Raphael Brandao
Falou, falou e não falou nada... Ainda disse que lá na Argentina usa o modelo 'acusatório', que 'privilegia a vítima' (Isso não faz o menor sentido!). Só existem dois sistemas processuais penais, o acusatório e o inquisitório. No acusatório (Que pelo jeito é o adotado pela Argentina, tal qual no Brasil) é necessário que o Estado prove que o acusado cometeu o crime para que ele seja punido. No inquisitório, a lógica é a contrária e é dever do acusado provar que não cometeu o delito que o Estado está afirmando que ele cometeu para que ele não seja punido. É só isso. Tanto lá quanto aqui o sistema processual penal é o mesmo. No mais, como advogado criminalista lhes digo, SE o Garro for condenado por algum crime, será na modalidade CULPOSA (sem a intenção de causar o resultado), a pena será a MÍNIMA possível por causa dos bons antecedentes e a execução se dará em regime ABERTO, isso se não for aplicada alguma pena alternativa diversa da prisão. A questão da ingestão de álcool só interessa do ponto de vista administrativo/de trânsito, só será levada em consideração para aplicação de multa e eventual suspensão da carteira de motorista, nada a ver com a situação criminal pelo baixo teor de álcool encontrado no corpo do Garro. O resto é alarmismo sem fundamento, VAI CORINTHIANS!

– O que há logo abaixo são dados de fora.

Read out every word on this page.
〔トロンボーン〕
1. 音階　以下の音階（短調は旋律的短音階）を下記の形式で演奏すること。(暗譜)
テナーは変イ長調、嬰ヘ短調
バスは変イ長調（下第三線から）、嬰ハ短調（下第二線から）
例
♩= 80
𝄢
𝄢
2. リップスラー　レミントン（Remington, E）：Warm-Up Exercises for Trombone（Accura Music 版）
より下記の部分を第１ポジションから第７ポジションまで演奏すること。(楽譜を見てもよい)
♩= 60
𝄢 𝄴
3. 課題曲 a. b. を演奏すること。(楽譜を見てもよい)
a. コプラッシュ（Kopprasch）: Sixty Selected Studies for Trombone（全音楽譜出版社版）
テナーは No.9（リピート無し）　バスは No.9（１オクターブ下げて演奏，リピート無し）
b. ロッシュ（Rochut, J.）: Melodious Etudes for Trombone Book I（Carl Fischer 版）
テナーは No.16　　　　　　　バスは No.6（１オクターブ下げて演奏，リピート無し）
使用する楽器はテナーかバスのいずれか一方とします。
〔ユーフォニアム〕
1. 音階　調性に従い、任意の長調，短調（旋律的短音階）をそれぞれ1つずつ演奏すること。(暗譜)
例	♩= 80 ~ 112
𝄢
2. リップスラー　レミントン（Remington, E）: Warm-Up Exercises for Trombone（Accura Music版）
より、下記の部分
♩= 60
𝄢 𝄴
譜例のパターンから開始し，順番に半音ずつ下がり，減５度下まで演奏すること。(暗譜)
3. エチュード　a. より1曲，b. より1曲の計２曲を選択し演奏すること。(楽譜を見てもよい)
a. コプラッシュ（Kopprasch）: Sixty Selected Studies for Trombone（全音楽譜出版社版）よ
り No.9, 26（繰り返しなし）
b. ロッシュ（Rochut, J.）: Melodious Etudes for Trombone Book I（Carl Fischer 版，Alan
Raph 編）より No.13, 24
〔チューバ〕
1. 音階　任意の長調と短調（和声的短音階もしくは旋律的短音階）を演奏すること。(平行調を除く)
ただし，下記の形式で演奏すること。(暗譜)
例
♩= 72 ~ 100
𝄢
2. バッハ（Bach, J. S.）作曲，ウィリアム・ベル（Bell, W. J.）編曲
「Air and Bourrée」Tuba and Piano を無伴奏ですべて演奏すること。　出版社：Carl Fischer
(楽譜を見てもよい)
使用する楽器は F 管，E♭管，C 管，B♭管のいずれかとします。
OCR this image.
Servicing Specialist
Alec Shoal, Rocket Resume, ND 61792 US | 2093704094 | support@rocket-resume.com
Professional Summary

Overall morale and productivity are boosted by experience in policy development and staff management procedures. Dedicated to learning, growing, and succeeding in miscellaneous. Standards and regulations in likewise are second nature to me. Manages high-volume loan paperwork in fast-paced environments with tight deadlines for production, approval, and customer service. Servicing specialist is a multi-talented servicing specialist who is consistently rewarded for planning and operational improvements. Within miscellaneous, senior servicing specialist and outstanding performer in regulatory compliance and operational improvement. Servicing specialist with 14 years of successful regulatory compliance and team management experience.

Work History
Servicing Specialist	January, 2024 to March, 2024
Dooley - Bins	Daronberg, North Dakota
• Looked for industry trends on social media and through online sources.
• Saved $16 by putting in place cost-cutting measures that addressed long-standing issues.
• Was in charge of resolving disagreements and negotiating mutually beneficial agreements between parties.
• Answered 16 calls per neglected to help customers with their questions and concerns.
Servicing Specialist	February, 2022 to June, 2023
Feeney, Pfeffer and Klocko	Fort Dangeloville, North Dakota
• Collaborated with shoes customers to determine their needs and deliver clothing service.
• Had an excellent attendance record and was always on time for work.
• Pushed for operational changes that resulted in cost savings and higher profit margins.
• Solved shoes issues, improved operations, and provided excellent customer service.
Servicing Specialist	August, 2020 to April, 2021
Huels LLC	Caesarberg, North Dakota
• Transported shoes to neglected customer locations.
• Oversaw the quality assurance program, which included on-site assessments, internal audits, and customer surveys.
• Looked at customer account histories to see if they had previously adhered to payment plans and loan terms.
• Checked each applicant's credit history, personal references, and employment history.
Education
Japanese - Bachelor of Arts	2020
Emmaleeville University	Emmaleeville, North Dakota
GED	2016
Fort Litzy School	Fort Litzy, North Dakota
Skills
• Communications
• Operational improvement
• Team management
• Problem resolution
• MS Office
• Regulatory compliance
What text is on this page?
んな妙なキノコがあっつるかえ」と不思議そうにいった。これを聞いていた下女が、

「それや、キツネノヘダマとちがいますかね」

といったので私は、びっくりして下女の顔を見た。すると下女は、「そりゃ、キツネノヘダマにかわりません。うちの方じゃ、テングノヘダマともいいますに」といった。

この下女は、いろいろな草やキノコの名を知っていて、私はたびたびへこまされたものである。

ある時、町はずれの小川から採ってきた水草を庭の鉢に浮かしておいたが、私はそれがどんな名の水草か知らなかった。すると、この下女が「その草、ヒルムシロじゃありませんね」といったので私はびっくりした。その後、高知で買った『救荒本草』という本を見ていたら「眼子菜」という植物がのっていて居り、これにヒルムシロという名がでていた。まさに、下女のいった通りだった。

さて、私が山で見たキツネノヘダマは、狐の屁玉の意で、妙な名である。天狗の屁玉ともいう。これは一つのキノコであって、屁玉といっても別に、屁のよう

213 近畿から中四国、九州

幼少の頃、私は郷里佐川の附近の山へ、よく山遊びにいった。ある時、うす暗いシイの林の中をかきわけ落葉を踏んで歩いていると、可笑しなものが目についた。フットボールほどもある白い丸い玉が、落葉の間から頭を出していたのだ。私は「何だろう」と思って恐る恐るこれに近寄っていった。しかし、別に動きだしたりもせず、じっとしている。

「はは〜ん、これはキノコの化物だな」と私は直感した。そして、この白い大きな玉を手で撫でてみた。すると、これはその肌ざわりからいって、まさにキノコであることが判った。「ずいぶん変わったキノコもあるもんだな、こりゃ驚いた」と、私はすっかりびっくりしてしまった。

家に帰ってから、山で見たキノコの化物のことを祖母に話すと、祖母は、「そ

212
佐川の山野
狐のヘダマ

em Bate-Papo da Torcida > Caso Garro: Um olhar jurídico
Em resposta ao tópico:
Tive o cuidado para estudar como funciona o processo penal argentino, até porque é minha área.
O fator de maior diferença é quanto ao sistema. Lá funciona o acusatório, que privilegia a vítima e a celeridade da fase probatória. Do mais, o mesmo.
Então vamos aos fatos:
- A culpa: Ela se caracteriza por displicência, imperícia e imprudência. No caso do álcool, ele pode ser uma agravante, que poderia se comparar, em matéria de pena, ao dolo (intenção de matar, por exemplo). Na Argentina, pela quantidade ingerida, não se aplica.
Pelas primeiras informações, Garro fez uma manobra imprudente, que levou ao choque, ao acidente. Ele não negou o fato, e nem abandonou a cena. Isso conta como cooperação para o inquérito e pode ser levado em conta. Também há a questão do réu primário. Mais um fator atenuante.
- O homicídio: A vida é bem indisponível. Aqui, na Argentina e em quase todo país do mundo. O que vai ser levantado no fato em questão é:
A) Se a vítima estivesse de capacete teria evitado o óbito? A velocidade com que vinha o veículo do Garro seria suficiente? Tem que se levar em conta a desproporção dos dois veículos.
B) Se o veículo da vítima estava sem as luzes, o acidente poderia ser evitado? Há imprudência também da vítima nesse caso, se comprovado a falta de requisitos de segurança para manusear o veículo.
Ao meu ver, é iminente a condenação de Garro. O que falta saber é:
A) o crime em que será enquadrado
B) a pena aplicada
C) o regime de cumprimento (execução).
Acredito que se comprovada as atenuantes (a culpa recíproca), levado em conta a postura de Garro e sua primaria penal, deve se aplicar pena branda em regime aberto, ou semi aberto (o que dificultaria a permanência no Brasil).
A questão civil, indenizatória acaba contando indiretamente.